The Network is Reliable

falcolas · on Aug 11, 2014

The network is not reliable, but usually the cost of manually fixing problems arising from infrequent types of instability is less than the cost of pre-emptively addressing the issue.

As a practical example, our preferred HA solution for MySQL replication has effectively no network partition safety - if a network becomes partitioned, we'll end up with split brain. However, we have not once had to deal with this specific problem in our years of operation on hundreds of servers.

That said, do make the assumption that your AWS instances will be unable to reach each other for 10+ seconds on a frequent basis. Your life will be happier if you've already planned for that.

saryant · on Aug 11, 2014

> That said, do make the assumption that your AWS instances will be unable to reach each other for 10+ seconds on a frequent basis. Your life will be happier if you've already planned for that.

This was the biggest shock for me when I first moved an Akka cluster into production on EC2. Running with just the default settings we routinely saw our Akka nodes marked as unreachable by the rest of the cluster due to EC2 network noise. We wound up pushing our launch back in order to fix the issue because we just couldn't stay online in a predictable fashion. (The issue was compounded by some other problems though, wasn't all AWS's fault)

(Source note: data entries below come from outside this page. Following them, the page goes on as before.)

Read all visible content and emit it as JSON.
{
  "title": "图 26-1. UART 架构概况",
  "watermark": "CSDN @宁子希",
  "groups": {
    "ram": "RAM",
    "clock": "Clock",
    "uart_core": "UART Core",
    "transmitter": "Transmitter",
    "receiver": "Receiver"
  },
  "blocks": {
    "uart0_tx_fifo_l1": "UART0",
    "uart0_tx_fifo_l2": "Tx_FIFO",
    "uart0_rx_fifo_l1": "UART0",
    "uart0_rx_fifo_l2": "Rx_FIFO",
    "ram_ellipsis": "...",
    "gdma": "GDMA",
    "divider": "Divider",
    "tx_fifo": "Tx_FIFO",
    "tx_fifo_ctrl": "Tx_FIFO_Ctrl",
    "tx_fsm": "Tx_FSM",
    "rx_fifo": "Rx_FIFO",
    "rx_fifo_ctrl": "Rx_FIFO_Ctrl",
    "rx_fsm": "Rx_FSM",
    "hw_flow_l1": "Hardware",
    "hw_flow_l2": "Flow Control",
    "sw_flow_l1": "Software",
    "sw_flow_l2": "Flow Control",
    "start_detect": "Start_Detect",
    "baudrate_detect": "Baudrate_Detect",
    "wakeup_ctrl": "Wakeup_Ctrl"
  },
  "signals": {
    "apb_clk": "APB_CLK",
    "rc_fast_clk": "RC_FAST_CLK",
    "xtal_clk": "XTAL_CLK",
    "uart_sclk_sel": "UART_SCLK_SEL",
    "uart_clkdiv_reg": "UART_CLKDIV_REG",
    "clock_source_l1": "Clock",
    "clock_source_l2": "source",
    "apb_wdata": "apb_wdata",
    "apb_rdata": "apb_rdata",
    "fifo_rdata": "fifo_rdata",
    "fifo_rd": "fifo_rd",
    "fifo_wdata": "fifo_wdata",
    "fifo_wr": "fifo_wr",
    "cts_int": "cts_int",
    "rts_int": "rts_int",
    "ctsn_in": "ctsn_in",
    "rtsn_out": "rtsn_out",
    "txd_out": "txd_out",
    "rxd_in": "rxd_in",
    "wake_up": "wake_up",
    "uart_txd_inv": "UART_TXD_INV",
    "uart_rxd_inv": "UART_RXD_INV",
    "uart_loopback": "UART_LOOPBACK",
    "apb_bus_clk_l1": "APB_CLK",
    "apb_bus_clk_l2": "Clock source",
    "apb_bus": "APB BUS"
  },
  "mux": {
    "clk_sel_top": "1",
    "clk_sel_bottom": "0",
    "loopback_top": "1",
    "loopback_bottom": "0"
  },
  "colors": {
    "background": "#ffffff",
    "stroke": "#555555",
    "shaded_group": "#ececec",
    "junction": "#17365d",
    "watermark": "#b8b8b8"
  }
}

yomrwhite · on Aug 11, 2014

I think there's an important truth to learn from your comment: economics actually guides better approaches to development and design and helps to avoid premature/unnecessary optimization. There are probably many great solutions that can be invented, but unless you start thinking about economics of them, you're not working on making them truly remarkable.

0xdeadbeefbabe · on Aug 11, 2014

Yes it can be a good guide, but don't forget economics guided us to network address translation instead of ipv6. Maybe it just isn't done guiding.

mcguire · on Aug 11, 2014

Economics' guidance, like evolution by mutation and natural selection, is a random walk with a lot of local optima.

blutoot · on Aug 11, 2014

Isn't NAT anti-economics? Sure, it helps reuse a limited set of IP addresses, but it also introduces unnecessary layers which doesn't seem cost-effective beyond a certain scale.

0xbadcafebee · on Aug 11, 2014

Takeaways:

* Network partition tolerance can be designed around, assuming infinite time and money

* Network partition tolerance depends on the application

* Mitigating potential failure requires having a very long view on very fine details

* Most organizations will not be able to engineer solutions to address all network partition-related outages

jaybuff · on Aug 11, 2014

Sounds like the title of the paper should be "The Network is Unreliable, but it Usually Doesn't Matter."

0xbadcafebee · on Aug 11, 2014

I think it does matter, but it's good to be realistic about it.

If the availability of your application over the internet determines your revenue flow, you probably do want to try your best to make it as reliable as practical. Creating a mesh network to serve a large website is overkill, cost-wise. So you do what you can, and then you implement things like continuous integration, monitoring, trending, alerting and escalation procedures to be ready for the eventual failure.

In my experience, relying on a service provider designed to increase reliability (let's say Akamai) will smooth out the great majority of problems a live website might have with availability. One really reliable datacenter will keep the big problems at bay, leaving you to get good at iterating over common minor issues like maintenance and local performance issues.

jrullmann · on Aug 11, 2014

Great article. A lot of engineers don't have personal experience with these kinds of network failures, so sharing stories of their consequences means more engineers can make informed (and conscious) decisions of how much risk can be tolerated for their applications.

One thing that you could gleam for this article-and I think that this is incorrect-is that the application or operations engineer is responsible for understanding the nuances of distributed systems. In my experience the number of people who are relying on distributed systems is much larger than the number of people who understand these issues.

So what we really need are systems we can build on whose developers understand how to build (and test!) the nuances of data convergence, consensus algorithms, split-blain avoidance, etc. We need systems to gracefully-and automatically-deal with and recover from network failures.

Full disclosure: I'm an engineer at FoundationDB

blutoot · on Aug 11, 2014

I feel like the authors (or someone else) can do a lot more justice to their overall objective (i.e. tease out patterns) by applying some kind of a qualitative content analysis of case studies [0].

[0] http://www.qualitative-research.net/index.php/fqs/article/vi...

blutoot · on Aug 11, 2014

There was some discussion on a preliminary version of this article/blog-post[0] last year: https://news.ycombinator.com/item?id=5820245

[0] http://aphyr.com/posts/288-the-network-is-reliable

jchrisa · on Aug 11, 2014

Related reading on data structures that make availability easier to maintain under network partition: http://writings.quilt.org/2014/05/12/distributed-systems-and...

KaiserPro · on Aug 11, 2014

The head states that the network is reliable, but then goes on to list lots of cases where the network fails.

Argorak · on Aug 11, 2014

The head quotes a famous list and then goes on to list where the original quote was proven right.